HELL’S KITCHEN — Neighbors who claim a Ninth Avenue gay bar is operating as a nightclub are fighting its owners’ quest to add piano nights to a roster that already includes drag shows and karaoke nights.
Rise Bar plans to apply for a liquor license alteration that would secure approval for live piano music, as well as modifications the building’s landlord already made to the venue, the bar's attorney Donald Bernstein told Community Board 4’s Business Licenses and Permits committee on Tuesday.
But residents who live near the bar at 859 Ninth Ave., near West 56th Street, asked the committee to deny the bar’s latest request, saying the bar has refused to be transparent with neighbors.

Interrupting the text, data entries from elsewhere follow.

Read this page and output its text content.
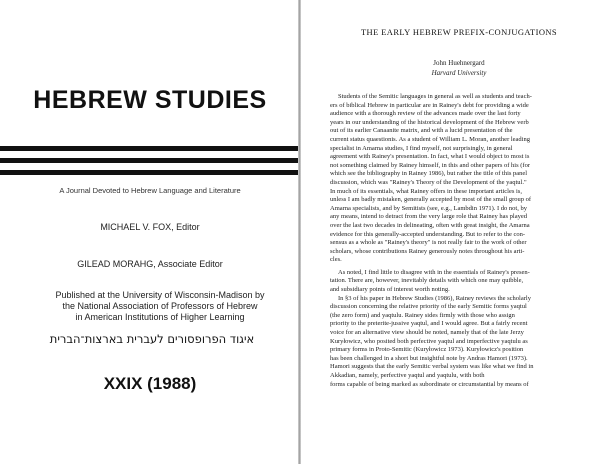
HEBREW STUDIES
A Journal Devoted to Hebrew Language and Literature
MICHAEL V. FOX, Editor
GILEAD MORAHG, Associate Editor
Published at the University of Wisconsin-Madison by
the National Association of Professors of Hebrew
in American Institutions of Higher Learning
איגוד הפרופסורים לעברית בארצות־הברית
XXIX (1988)
THE EARLY HEBREW PREFIX-CONJUGATIONS
John Huehnergard
Harvard University
Students of the Semitic languages in general as well as students and teach-
ers of biblical Hebrew in particular are in Rainey's debt for providing a wide
audience with a thorough review of the advances made over the last forty
years in our understanding of the historical development of the Hebrew verb
out of its earlier Canaanite matrix, and with a lucid presentation of the
current status quaestionis. As a student of William L. Moran, another leading
specialist in Amarna studies, I find myself, not surprisingly, in general
agreement with Rainey's presentation. In fact, what I would object to most is
not something claimed by Rainey himself, in this and other papers of his (for
which see the bibliography in Rainey 1986), but rather the title of this panel
discussion, which was "Rainey's Theory of the Development of the yaqtul."
In much of its essentials, what Rainey offers in these important articles is,
unless I am badly mistaken, generally accepted by most of the small group of
Amarna specialists, and by Semitists (see, e.g., Lambdin 1971). I do not, by
any means, intend to detract from the very large role that Rainey has played
over the last two decades in delineating, often with great insight, the Amarna
evidence for this generally-accepted understanding. But to refer to the con-
sensus as a whole as "Rainey's theory" is not really fair to the work of other
scholars, whose contributions Rainey generously notes throughout his arti-
cles.
As noted, I find little to disagree with in the essentials of Rainey's presen-
tation. There are, however, inevitably details with which one may quibble,
and subsidiary points of interest worth noting.
In §3 of his paper in Hebrew Studies (1986), Rainey reviews the scholarly
discussion concerning the relative priority of the early Semitic forms yaqtul
(the zero form) and yaqtulu. Rainey sides firmly with those who assign
priority to the preterite-jussive yaqtul, and I would agree. But a fairly recent
voice for an alternative view should be noted, namely that of the late Jerzy
Kuryłowicz, who posited both perfective yaqtul and imperfective yaqtulu as
primary forms in Proto-Semitic (Kuryłowicz 1973). Kuryłowicz's position
has been challenged in a short but insightful note by Andras Hamori (1973).
Hamori suggests that the early Semitic verbal system was like what we find in
Akkadian, namely, perfective yaqtul and yaqtulu, with both
forms capable of being marked as subordinate or circumstantial by means of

“When Rise first came and spoke with us [back in 2014]… they represented themselves as a quiet lounge for people,” HK 50/51 Block Association co-chairman Steve Belida said. “This is all spiraling away from what we were all told in the beginning, and what we all voted for.”
When the bar secured CB4’s approval for a 4 a.m. closing time by a slim margin last month, some board members also maintained the bar’s owners never said they would be hosting musical performances at the Ninth Avenue venue.
Bernstein, however, claimed the bar mentioned its plans to host karaoke nights and drag shows from the beginning and argued that “karaoke is not live music.”
“We’re here asking for a sort of retroactive confirmation that karaoke was always in the picture, which we believe it was,” he said. “Live music is someone playing an instrument — it is not someone singing.”
After one attendee read a letter from a tenant still dealing with noise in her apartment, bar owner Theodore Arenas said the bar was continuing to work with her to resolve those issues.
“We basically came here tonight to clear it up, and to be transparent and show you that… we do want to do the right thing,” he said.
HK 50/51 Block Association co-chairman Bob Minor, however, implored the committee not to support the application.
“Don’t compound the 4 a.m. mistake by giving them what they want here, because it’s just ruining our neighborhood, and they’ve got to be stopped, and they’ve got to be made an example of,” Minor said on Tuesday.
Members of the committee expressed some doubts about how to proceed.
“I guess I’m just wrestling with what’s going on with you and the community,” committee co-chair Frank Holozubiec said to the bar's representatives. “It seems like every time you’re here, there’s this huge outpouring on both sides, and I don’t know why we haven’t been able to move beyond it.”
The committee ultimately voted to approve the application, provided the bar wrap up any and all live performances before 1 a.m. and conduct sound tests in the apartments of residents with complaints.
The bar, which previously won the full board’s approval to apply for a 4 a.m. closing time on Thursdays, Fridays and Saturdays, also agreed to compromise by applying instead for a 2 a.m. closing time on Thursdays.
The application will go before the full board in January.